A report on the Internet Movie Database website stated that the two film versions of the second two books in the His Dark Materials trilogy — The Subtle Knife and The Amber Spyglass — had been shelved.

The movie The Golden Compass, based on the first book in the trilogy, Northern Lights, cost $180m and has grossed more than $370m to date.

It was one of New Line studio's most expensive projects to date, and featured some spectacular special effects.

But the movie database said production of The Subtle Knife sequel was on hold as a result of the global economic downturn.

Eva Green, the actress cast by director Chris Weitz as witch-queen Serafina, was quoted as saying: "At the moment, it's quite dead."

Mr Pullman said he was "not surprised" by the news but "disappointed" filming for the sequel was not to start in the near future.

He added: "It would have been nice to see the sequel, but with every month that went past it became less and less possible.

"The longer you leave it, the more difficult it becomes — Dakota Blue Richards, the young actress, is getting older, which makes a sequel less likely.

"In the long term, who knows? Perhaps they will make a sequel in 25 years' time."
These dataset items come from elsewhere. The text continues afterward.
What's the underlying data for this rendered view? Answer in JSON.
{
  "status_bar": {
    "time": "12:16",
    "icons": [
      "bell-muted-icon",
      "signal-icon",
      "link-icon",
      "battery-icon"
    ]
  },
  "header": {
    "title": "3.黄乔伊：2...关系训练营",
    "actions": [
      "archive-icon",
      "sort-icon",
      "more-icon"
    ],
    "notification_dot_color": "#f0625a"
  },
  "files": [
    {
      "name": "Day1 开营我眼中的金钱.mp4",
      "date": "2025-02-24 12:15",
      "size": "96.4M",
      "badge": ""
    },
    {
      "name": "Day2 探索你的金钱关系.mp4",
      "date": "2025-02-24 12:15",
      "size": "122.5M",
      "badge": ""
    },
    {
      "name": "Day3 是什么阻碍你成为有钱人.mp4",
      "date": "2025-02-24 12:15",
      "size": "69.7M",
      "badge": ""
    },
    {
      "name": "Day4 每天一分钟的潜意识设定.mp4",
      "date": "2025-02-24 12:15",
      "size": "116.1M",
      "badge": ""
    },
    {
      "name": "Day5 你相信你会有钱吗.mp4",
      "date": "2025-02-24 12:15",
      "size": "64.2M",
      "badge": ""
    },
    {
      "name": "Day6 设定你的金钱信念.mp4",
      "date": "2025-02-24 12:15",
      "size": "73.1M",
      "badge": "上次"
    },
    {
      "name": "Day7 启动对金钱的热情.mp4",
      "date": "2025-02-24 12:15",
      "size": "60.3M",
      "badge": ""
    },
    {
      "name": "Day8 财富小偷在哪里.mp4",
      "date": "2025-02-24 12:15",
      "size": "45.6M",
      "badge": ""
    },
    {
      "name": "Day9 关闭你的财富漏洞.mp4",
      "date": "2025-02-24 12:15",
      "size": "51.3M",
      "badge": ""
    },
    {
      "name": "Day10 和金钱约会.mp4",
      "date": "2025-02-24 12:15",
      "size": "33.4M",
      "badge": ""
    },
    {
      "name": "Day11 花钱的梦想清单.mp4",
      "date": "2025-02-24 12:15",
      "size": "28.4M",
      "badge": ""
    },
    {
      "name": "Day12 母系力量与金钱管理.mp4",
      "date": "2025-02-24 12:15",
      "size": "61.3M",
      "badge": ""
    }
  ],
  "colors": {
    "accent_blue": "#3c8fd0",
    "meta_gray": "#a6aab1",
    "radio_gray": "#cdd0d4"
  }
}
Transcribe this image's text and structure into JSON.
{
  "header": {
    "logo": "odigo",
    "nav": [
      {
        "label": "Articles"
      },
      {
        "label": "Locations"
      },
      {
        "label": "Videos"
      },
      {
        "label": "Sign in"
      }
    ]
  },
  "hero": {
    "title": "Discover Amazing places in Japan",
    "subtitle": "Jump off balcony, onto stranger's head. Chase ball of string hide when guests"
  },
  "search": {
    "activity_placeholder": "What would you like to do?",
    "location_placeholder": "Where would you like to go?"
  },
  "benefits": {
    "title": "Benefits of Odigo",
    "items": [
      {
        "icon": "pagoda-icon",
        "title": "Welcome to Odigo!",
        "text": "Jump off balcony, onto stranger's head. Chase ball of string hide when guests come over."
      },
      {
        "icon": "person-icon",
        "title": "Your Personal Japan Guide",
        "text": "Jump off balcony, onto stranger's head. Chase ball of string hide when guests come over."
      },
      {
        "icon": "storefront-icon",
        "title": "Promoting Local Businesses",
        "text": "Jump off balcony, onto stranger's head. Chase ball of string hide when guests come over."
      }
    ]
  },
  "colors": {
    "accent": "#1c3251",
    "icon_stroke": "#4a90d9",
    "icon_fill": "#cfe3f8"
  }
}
The Golden Compass, in which heroine Lyra fights against the Magisterium, was the sixth most successful film at the box office in 2007.

It was boycotted by some religious groups in the US, because they claimed the story was an attack on the Roman Catholic Church.

Mr Pullman is a graduate of Exeter College, and some scenes for The Golden Compass were shot in Oxford.

The film picked up an Oscar for the best visual effects and Ben Morris, 37, a former pupil from Bartholomew School in Eynsham, and his company Framestore worked on the film.

Mr Morris collected the Oscar for the digital effects used in the film, including giant polar bear Iorek Byrnison.

In August, film industry sources cast doubt on a sequel being made but Mr Pullman said at the time he remained positive that the sequel would go ahead.

Mr Pullman's His Dark Materials trilogy is his most popular work and The Amber Spyglass won the Whitbread Prize in 2001.